Matthew Barnett comments on Language models seem to be much better than humans at next-token prediction

Matthew Barnett 11 Aug 2022 23:49 UTC
LW: 5 AF: 3
0
AF
Building on this comment, I think it might be helpful for readers to make a few distinctions in their heads:
- “True entropy of internet text” refers to the entropy rate (measured in bits per character, or bits per byte) of English text, in the limit of perfect prediction abilities.
  
  Operationally, if one developed a language model such that the cross entropy between internet text and the model was minimized to the maximum extent theoretically possible, the cross entropy score would be equal to the “true” entropy of internet text. By definition, scaling laws dictate that it takes infinite computation to train a model to reach this cross entropy score. This quantity depends on the data distribution, and is purely a hypothetical (though useful) abstraction.

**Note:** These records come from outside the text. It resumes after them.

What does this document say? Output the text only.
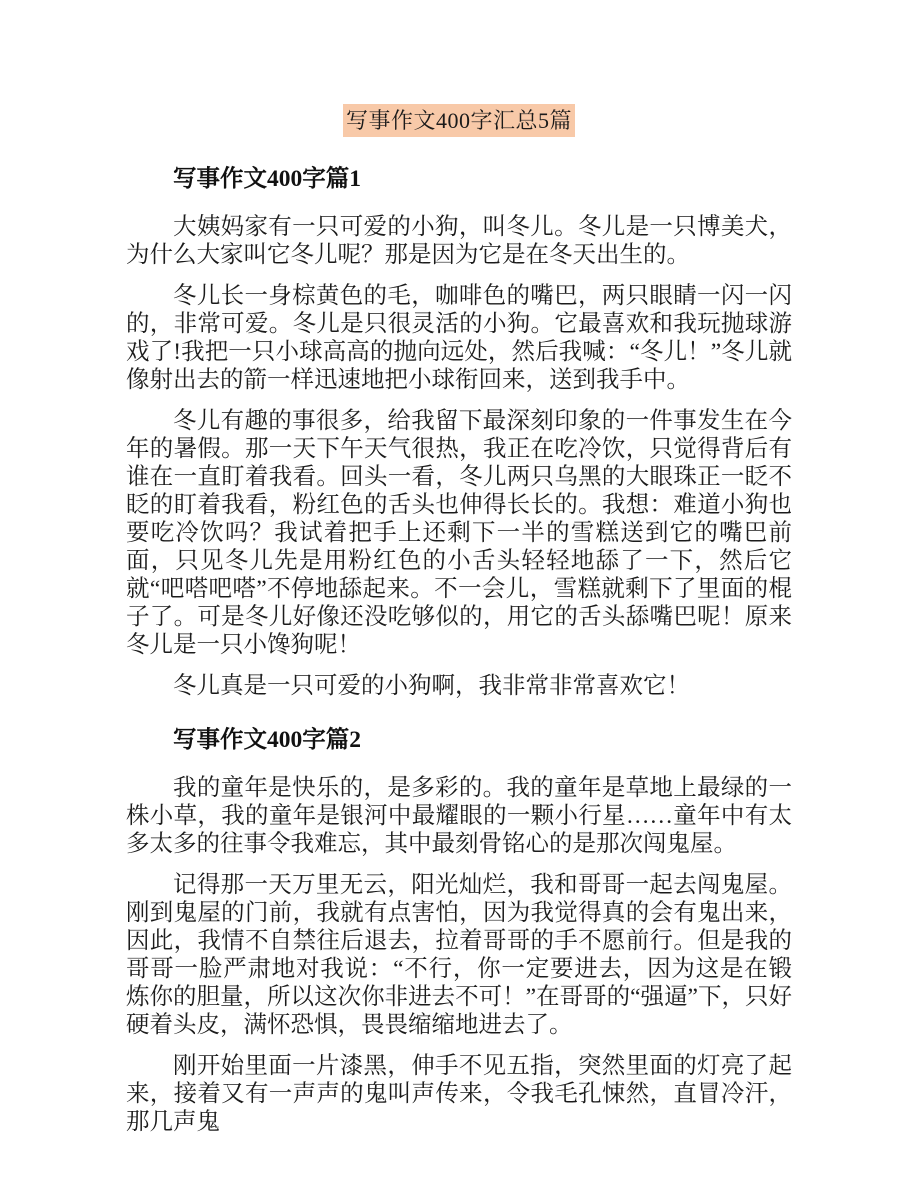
写事作文400字汇总5篇
写事作文400字篇1

大姨妈家有一只可爱的小狗，叫冬儿。冬儿是一只博美犬，为什么大家叫它冬儿呢？那是因为它是在冬天出生的。

冬儿长一身棕黄色的毛，咖啡色的嘴巴，两只眼睛一闪一闪的，非常可爱。冬儿是只很灵活的小狗。它最喜欢和我玩抛球游戏了!我把一只小球高高的抛向远处，然后我喊：“冬儿！”冬儿就像射出去的箭一样迅速地把小球衔回来，送到我手中。

冬儿有趣的事很多，给我留下最深刻印象的一件事发生在今年的暑假。那一天下午天气很热，我正在吃冷饮，只觉得背后有谁在一直盯着我看。回头一看，冬儿两只乌黑的大眼珠正一眨不眨的盯着我看，粉红色的舌头也伸得长长的。我想：难道小狗也要吃冷饮吗？我试着把手上还剩下一半的雪糕送到它的嘴巴前面，只见冬儿先是用粉红色的小舌头轻轻地舔了一下，然后它就“吧嗒吧嗒”不停地舔起来。不一会儿，雪糕就剩下了里面的棍子了。可是冬儿好像还没吃够似的，用它的舌头舔嘴巴呢！原来冬儿是一只小馋狗呢！

冬儿真是一只可爱的小狗啊，我非常非常喜欢它！

写事作文400字篇2

我的童年是快乐的，是多彩的。我的童年是草地上最绿的一株小草，我的童年是银河中最耀眼的一颗小行星……童年中有太多太多的往事令我难忘，其中最刻骨铭心的是那次闯鬼屋。

记得那一天万里无云，阳光灿烂，我和哥哥一起去闯鬼屋。刚到鬼屋的门前，我就有点害怕，因为我觉得真的会有鬼出来，因此，我情不自禁往后退去，拉着哥哥的手不愿前行。但是我的哥哥一脸严肃地对我说：“不行，你一定要进去，因为这是在锻炼你的胆量，所以这次你非进去不可！”在哥哥的“强逼”下，只好硬着头皮，满怀恐惧，畏畏缩缩地进去了。

刚开始里面一片漆黑，伸手不见五指，突然里面的灯亮了起来，接着又有一声声的鬼叫声传来，令我毛孔悚然，直冒冷汗，那几声鬼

- “Human-level perplexity” refers to perplexity associated with humans tested on the predict-the-next-token task. Perplexity, in this context, is defined as two raised to the power of the cross entropy between internet text, and a model.
- “Human-level performance” refers to a level of performance such that a model is doing “about as well as a human”. This term is ambiguous, but is likely best interpreted as a level of perplexity between the “true perplexity” and “human-level perplexity” (as defined previously).